Si un jour férié précède ou suit la fin de semaine en la prolongeant, il profitera à celui qui exerce le droit de visite et d'hébergement.
La période de vacances scolaires à prendre en considération est celle de l'Académie du ressort de l'établissement scolaire de l’enfant.
Dans tous les cas le titulaire du droit de visite devra prendre ou faire prendre l'enfant et le ramener ou le faire ramener par une personne de confiance (parent, allié ou personne dument mandatée par le titulaire du droit de visite) au lieu de résidence.

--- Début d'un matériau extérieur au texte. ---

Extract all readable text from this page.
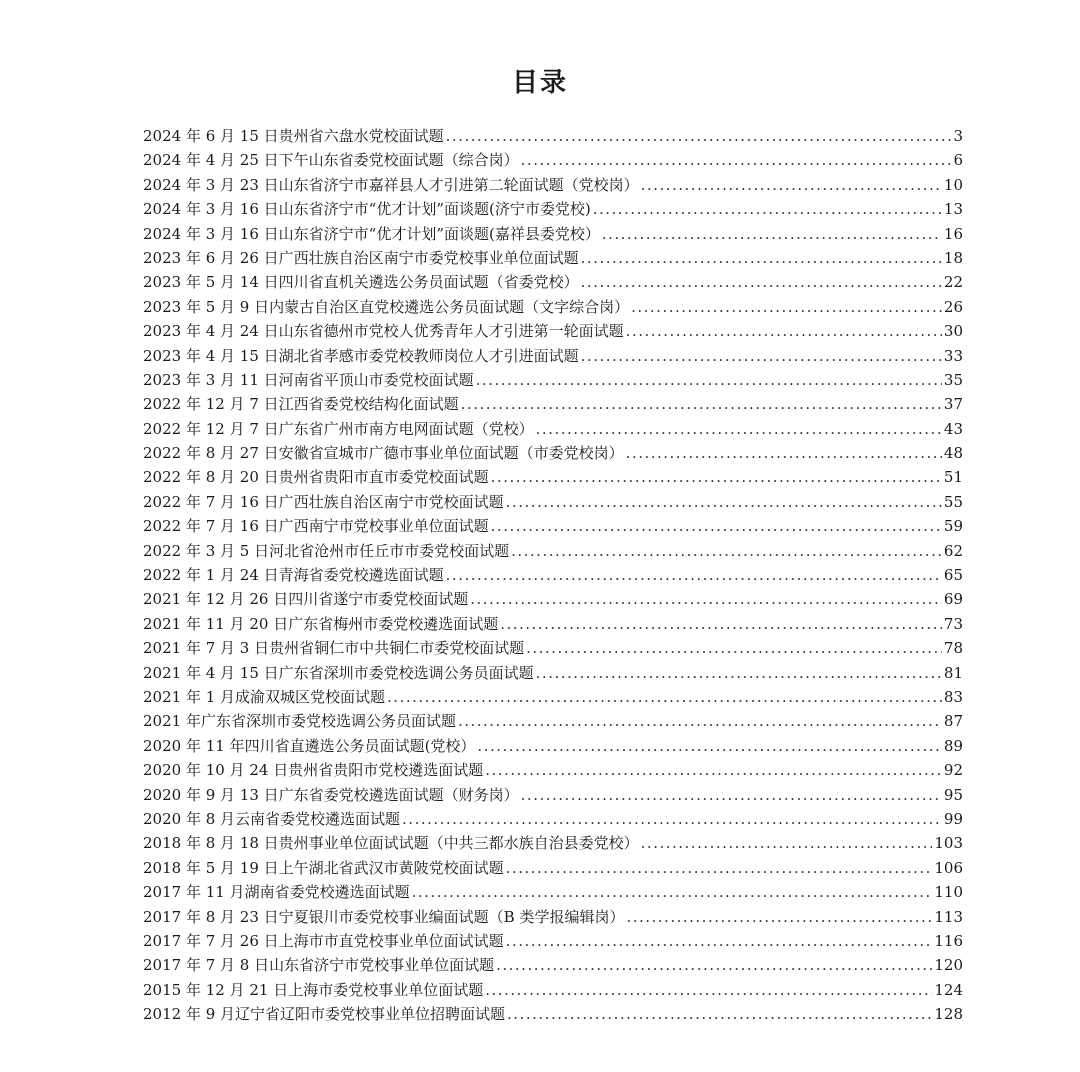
目录
2024 年 6 月 15 日贵州省六盘水党校面试题 .....	3
2024 年 4 月 25 日下午山东省委党校面试题（综合岗） .....	6
2024 年 3 月 23 日山东省济宁市嘉祥县人才引进第二轮面试题（党校岗） .....	10
2024 年 3 月 16 日山东省济宁市“优才计划”面谈题(济宁市委党校) .....	13
2024 年 3 月 16 日山东省济宁市“优才计划”面谈题(嘉祥县委党校） .....	16
2023 年 6 月 26 日广西壮族自治区南宁市委党校事业单位面试题 .....	18
2023 年 5 月 14 日四川省直机关遴选公务员面试题（省委党校） .....	22
2023 年 5 月 9 日内蒙古自治区直党校遴选公务员面试题（文字综合岗） .....	26
2023 年 4 月 24 日山东省德州市党校人优秀青年人才引进第一轮面试题 .....	30
2023 年 4 月 15 日湖北省孝感市委党校教师岗位人才引进面试题 .....	33
2023 年 3 月 11 日河南省平顶山市委党校面试题 .....	35
2022 年 12 月 7 日江西省委党校结构化面试题 .....	37
2022 年 12 月 7 日广东省广州市南方电网面试题（党校） .....	43
2022 年 8 月 27 日安徽省宣城市广德市事业单位面试题（市委党校岗） .....	48
2022 年 8 月 20 日贵州省贵阳市直市委党校面试题 .....	51
2022 年 7 月 16 日广西壮族自治区南宁市党校面试题 .....	55
2022 年 7 月 16 日广西南宁市党校事业单位面试题 .....	59
2022 年 3 月 5 日河北省沧州市任丘市市委党校面试题 .....	62
2022 年 1 月 24 日青海省委党校遴选面试题 .....	65
2021 年 12 月 26 日四川省遂宁市委党校面试题 .....	69
2021 年 11 月 20 日广东省梅州市委党校遴选面试题 .....	73
2021 年 7 月 3 日贵州省铜仁市中共铜仁市委党校面试题 .....	78
2021 年 4 月 15 日广东省深圳市委党校选调公务员面试题 .....	81
2021 年 1 月成渝双城区党校面试题 .....	83
2021 年广东省深圳市委党校选调公务员面试题 .....	87
2020 年 11 年四川省直遴选公务员面试题(党校） .....	89
2020 年 10 月 24 日贵州省贵阳市党校遴选面试题 .....	92
2020 年 9 月 13 日广东省委党校遴选面试题（财务岗） .....	95
2020 年 8 月云南省委党校遴选面试题 .....	99
2018 年 8 月 18 日贵州事业单位面试试题（中共三都水族自治县委党校） .....	103
2018 年 5 月 19 日上午湖北省武汉市黄陂党校面试题 .....	106
2017 年 11 月湖南省委党校遴选面试题 .....	110
2017 年 8 月 23 日宁夏银川市委党校事业编面试题（B 类学报编辑岗） .....	113
2017 年 7 月 26 日上海市市直党校事业单位面试试题 .....	116
2017 年 7 月 8 日山东省济宁市党校事业单位面试题 .....	120
2015 年 12 月 21 日上海市委党校事业单位面试题 .....	124
2012 年 9 月辽宁省辽阳市委党校事业单位招聘面试题 .....	128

Si le bénéficiaire du droit de visite n'est pas venu chercher l'enfant au plus tard une heure après l'heure fixée pour les fins de semaine, il sera sauf accord contraire des parties, comme ayant renoncé à son droit de visite pour la période concernée.
- CONDAMNER Monsieur [R] [M] à payer à Madame [O] [K] une pension alimentaire de 150 euros par mois pour l’enfant [T] ainsi qu’à la prise en charge par moitié de l’ensemble des frais exceptionnels.
- Dire n’y avoir lieu à exécution provisoire des dispositions de la décision à intervenir qui ne seraient pas conformes aux demandes du présent requérant,
- Dire que chacune des parties conservera la charge de ses propres dépens.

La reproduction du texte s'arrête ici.